Every pull request gets an AI review pass before human review and approval
Introduction
The team operates an orchestration model with complementary AI tools: Claude Code for inline completion, Jira integration, code review evaluations, and complex work. The code review skills built into claude-ops make it possible to run a consistent AI review on a pull request before a person looks at it.
This ADR documents that practice. Every pull request gets an automated AI review pass when it is opened. The developer addresses the AI findings, then requests human review. The architect or technical lead then performs the authoritative review described in the "All committed code undergoes code review process" ADR, and remains the person who approves and merges.
AI review is a first pass. It is advisory. It does not satisfy, shorten, or replace the human review requirement.
Decision
Run an AI review pass on every pull request before the human review and approval step. The AI pass uses the review skills configured in claude-ops.
The developer who opened the pull request is responsible for triaging the AI findings, acting on the valid ones, and dismissing false positives, before assigning the issue for human review.

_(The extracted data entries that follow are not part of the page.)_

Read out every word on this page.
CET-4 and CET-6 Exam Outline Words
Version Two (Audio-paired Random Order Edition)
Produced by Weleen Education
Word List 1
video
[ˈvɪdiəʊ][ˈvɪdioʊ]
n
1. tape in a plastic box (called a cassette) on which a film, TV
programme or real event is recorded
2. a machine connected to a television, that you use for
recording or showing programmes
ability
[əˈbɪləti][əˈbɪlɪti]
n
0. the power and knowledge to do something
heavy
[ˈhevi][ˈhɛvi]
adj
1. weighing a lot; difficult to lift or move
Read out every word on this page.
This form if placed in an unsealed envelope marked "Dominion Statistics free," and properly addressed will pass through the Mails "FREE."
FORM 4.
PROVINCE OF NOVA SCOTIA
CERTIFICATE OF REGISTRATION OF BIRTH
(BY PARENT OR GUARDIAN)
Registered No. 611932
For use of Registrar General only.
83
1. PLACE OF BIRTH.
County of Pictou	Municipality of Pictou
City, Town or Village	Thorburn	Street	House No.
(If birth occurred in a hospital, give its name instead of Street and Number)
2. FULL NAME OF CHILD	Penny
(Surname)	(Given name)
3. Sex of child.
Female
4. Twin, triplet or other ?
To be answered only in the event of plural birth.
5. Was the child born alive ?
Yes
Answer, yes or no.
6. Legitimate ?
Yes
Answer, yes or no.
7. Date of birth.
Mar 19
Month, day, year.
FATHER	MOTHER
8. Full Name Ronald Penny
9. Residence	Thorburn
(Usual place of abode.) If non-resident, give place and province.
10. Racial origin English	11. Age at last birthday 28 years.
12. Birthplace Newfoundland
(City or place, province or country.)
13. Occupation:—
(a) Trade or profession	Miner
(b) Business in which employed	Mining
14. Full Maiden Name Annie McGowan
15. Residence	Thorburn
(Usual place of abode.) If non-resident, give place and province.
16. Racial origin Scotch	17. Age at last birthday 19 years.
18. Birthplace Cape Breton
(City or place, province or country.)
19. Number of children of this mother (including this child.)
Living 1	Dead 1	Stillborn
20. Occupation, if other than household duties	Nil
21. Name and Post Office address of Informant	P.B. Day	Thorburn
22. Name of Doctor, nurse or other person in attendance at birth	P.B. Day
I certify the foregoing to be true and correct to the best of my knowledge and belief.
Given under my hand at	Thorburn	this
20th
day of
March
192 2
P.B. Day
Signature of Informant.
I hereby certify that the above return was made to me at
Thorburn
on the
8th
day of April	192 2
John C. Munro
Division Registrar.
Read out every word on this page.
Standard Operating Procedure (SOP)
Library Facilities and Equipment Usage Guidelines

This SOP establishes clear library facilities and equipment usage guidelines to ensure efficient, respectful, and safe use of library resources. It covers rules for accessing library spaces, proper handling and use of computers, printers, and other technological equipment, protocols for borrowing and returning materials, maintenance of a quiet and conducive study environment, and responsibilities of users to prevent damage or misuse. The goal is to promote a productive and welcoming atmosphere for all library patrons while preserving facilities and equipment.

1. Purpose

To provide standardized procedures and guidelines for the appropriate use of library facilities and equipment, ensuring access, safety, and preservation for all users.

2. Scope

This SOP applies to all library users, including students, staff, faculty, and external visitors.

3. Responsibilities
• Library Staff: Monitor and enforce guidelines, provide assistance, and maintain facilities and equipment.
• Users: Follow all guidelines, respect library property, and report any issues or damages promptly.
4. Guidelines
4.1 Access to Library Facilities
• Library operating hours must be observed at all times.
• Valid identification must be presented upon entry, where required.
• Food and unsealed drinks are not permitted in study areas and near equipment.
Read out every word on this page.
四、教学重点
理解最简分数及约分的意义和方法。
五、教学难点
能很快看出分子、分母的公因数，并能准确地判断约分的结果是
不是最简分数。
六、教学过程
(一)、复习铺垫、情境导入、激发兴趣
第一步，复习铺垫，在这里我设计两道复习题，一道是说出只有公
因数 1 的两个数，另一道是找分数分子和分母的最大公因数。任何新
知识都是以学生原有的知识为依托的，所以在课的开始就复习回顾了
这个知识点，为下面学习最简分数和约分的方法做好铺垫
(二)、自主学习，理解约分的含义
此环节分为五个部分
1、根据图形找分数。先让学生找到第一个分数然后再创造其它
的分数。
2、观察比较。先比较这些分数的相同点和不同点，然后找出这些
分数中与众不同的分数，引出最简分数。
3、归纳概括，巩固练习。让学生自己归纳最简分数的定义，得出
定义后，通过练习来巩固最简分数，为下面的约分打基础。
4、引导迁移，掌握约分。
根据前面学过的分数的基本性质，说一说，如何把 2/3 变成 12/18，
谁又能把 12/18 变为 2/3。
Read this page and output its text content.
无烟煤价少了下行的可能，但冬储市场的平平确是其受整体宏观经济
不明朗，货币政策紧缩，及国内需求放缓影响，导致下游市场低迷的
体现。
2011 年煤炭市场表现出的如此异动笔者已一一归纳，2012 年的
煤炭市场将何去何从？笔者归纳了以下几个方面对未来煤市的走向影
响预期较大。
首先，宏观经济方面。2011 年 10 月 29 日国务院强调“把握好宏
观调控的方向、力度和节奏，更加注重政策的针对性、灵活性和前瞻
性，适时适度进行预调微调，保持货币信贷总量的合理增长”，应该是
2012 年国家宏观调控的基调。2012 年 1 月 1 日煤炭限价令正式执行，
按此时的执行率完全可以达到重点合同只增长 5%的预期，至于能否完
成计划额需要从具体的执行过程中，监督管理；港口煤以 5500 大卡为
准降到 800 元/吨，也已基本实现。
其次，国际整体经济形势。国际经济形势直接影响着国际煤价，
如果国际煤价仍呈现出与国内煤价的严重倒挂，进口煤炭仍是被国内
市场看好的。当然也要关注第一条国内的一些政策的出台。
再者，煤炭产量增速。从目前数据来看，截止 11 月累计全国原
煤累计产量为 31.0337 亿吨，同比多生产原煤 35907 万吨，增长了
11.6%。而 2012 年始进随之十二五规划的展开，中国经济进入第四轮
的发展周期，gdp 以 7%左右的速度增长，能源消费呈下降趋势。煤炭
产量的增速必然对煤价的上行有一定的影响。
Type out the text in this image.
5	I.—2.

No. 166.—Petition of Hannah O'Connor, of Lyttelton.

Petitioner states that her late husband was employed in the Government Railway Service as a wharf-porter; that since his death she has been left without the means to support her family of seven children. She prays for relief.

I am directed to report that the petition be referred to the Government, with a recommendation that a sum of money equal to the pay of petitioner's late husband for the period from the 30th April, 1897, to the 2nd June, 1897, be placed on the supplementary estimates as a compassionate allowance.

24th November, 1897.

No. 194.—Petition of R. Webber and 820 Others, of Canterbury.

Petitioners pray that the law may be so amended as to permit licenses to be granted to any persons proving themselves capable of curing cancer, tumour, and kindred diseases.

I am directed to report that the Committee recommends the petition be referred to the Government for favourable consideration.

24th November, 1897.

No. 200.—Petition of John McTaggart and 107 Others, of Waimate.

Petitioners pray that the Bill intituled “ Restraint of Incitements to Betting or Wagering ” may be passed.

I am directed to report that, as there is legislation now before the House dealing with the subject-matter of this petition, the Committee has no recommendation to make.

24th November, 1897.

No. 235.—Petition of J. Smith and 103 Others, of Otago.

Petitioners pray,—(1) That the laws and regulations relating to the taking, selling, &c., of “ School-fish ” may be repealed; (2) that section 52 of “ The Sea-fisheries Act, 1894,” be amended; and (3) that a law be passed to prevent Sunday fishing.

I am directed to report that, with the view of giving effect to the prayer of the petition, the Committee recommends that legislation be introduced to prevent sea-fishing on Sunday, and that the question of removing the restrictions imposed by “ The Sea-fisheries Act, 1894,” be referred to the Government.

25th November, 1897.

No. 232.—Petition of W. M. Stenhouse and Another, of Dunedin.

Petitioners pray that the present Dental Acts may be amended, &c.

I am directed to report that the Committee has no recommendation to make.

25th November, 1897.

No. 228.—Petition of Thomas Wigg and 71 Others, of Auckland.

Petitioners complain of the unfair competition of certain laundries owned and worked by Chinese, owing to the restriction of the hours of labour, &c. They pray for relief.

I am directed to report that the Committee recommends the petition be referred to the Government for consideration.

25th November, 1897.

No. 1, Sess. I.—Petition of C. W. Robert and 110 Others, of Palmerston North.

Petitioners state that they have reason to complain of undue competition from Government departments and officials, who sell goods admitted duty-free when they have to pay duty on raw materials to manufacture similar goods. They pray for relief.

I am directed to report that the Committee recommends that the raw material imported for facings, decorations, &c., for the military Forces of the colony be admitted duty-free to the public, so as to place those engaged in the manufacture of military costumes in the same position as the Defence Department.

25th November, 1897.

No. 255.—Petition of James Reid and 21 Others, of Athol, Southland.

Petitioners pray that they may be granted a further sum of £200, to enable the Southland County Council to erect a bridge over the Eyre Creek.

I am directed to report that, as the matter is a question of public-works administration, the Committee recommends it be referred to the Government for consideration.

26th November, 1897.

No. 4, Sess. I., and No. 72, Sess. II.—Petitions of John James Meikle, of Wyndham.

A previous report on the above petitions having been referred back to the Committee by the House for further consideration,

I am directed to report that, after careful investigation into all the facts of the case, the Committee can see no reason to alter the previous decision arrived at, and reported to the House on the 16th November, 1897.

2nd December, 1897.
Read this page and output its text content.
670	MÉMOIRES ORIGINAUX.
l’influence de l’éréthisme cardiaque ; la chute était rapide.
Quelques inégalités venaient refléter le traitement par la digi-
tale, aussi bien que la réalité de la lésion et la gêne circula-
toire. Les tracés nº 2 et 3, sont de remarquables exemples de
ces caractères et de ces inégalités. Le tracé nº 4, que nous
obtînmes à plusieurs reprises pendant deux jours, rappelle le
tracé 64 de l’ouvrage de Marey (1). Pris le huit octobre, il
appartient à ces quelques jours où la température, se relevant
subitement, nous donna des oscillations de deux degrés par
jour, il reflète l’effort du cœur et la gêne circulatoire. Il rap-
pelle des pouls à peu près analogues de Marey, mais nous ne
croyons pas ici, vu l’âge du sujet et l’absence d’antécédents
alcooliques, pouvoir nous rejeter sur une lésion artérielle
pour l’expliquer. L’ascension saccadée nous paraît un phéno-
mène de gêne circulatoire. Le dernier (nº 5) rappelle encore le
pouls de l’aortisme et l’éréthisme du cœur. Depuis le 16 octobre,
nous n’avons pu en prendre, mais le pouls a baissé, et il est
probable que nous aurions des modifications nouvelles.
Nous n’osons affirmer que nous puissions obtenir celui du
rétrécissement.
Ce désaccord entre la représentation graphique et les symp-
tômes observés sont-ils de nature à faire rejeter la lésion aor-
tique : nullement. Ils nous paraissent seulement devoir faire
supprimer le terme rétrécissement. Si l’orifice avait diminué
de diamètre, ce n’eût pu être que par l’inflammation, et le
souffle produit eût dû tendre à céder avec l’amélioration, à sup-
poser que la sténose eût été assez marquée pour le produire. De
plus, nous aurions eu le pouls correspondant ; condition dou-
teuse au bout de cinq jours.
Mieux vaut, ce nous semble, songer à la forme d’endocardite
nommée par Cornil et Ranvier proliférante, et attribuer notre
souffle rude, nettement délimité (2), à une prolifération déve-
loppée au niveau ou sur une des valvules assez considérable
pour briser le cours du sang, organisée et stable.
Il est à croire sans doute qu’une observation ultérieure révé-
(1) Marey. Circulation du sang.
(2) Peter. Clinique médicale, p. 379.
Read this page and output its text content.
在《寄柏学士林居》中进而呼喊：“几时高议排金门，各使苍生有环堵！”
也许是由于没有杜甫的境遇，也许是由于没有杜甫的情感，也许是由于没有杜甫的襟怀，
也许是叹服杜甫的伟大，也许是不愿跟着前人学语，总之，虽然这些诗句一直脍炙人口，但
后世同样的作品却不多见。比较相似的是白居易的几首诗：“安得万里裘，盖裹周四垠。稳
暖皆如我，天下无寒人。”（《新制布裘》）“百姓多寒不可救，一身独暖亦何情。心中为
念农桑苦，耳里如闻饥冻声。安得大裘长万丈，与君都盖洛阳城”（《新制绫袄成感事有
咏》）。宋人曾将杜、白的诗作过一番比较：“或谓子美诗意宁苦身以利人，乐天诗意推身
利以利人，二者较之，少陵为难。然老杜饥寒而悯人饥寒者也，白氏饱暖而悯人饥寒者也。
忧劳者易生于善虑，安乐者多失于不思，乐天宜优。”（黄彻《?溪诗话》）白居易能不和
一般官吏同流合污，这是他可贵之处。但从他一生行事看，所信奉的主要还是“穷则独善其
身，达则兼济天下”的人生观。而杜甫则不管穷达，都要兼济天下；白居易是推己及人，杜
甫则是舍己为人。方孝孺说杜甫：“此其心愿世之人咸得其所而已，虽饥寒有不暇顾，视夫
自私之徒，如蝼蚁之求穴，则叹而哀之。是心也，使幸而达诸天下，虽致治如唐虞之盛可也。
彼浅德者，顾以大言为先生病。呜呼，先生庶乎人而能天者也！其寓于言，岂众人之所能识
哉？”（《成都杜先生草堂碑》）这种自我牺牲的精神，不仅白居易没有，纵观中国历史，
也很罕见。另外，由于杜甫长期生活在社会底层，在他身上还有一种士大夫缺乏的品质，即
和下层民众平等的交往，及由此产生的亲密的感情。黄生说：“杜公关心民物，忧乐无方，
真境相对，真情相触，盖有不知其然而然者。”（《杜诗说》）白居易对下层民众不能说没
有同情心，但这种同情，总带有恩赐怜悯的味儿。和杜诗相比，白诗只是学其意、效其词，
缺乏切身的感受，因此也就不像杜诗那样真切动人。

The architect or technical lead performs the authoritative review and holds approval and merge authority. AI findings inform that review but do not bind it.
AI participation is disclosed using the existing git trailers (AI-assisted: true, AI-tools: claude-code) and the AI disclosure field in the pull request description.
Context
Code review is already required on every pull request, but the architect or tech lead absorbs the full cost of catching everything from style and obvious bugs to missing tests, accessibility regressions, and security smells. An AI first pass catches a meaningful share of these earlier, so the human reviewer can spend their attention on architecture, intent, and production readiness rather than mechanical issues.
This supports two pillars of the AI strategy. "Standardize Before We Automate" is served by running the same configured review skills on every project rather than relying on each reviewer's habits. "Define the Human-AI Boundary" is served by keeping the AI pass advisory and the human as the approver.
The orchestration model already exists and works. This ADR makes the review pass an expected step rather than an optional one, and ties it to the disclosure conventions in the AI traceability ADR so that AI involvement in review is auditable.
Consequences
- Issues are caught earlier, which reduces rework and lowers the load on the human reviewer.
- The human review focuses on higher-value judgment because routine findings are handled before it.
- Developers take on a triage step. AI produces false positives, and acting on them uncritically is its own risk, so the developer must judge each finding.
- The review skills in the ops projects need to be maintained and kept current, which is ongoing work owned by the team.
- Pull request preparation takes slightly longer because of the AI pass and triage.
- The AI pass is not a quality guarantee and does not transfer accountability. The architect or tech lead who approves the merge remains responsible for the code.
Exceptions
- Emergency situations where waiting on the AI pass would delay a needed fix and the architect or tech lead is available to review directly.
- Client projects or repositories where AI tools are not permitted by contract, client policy, or data sensitivity. The AI Development & Deployment Policy and the AI Software Usage Policy govern what is allowed.
- Projects where claude-ops has not been initialized. The deviation is documented per the ops project configuration ADR until the ops project is in place.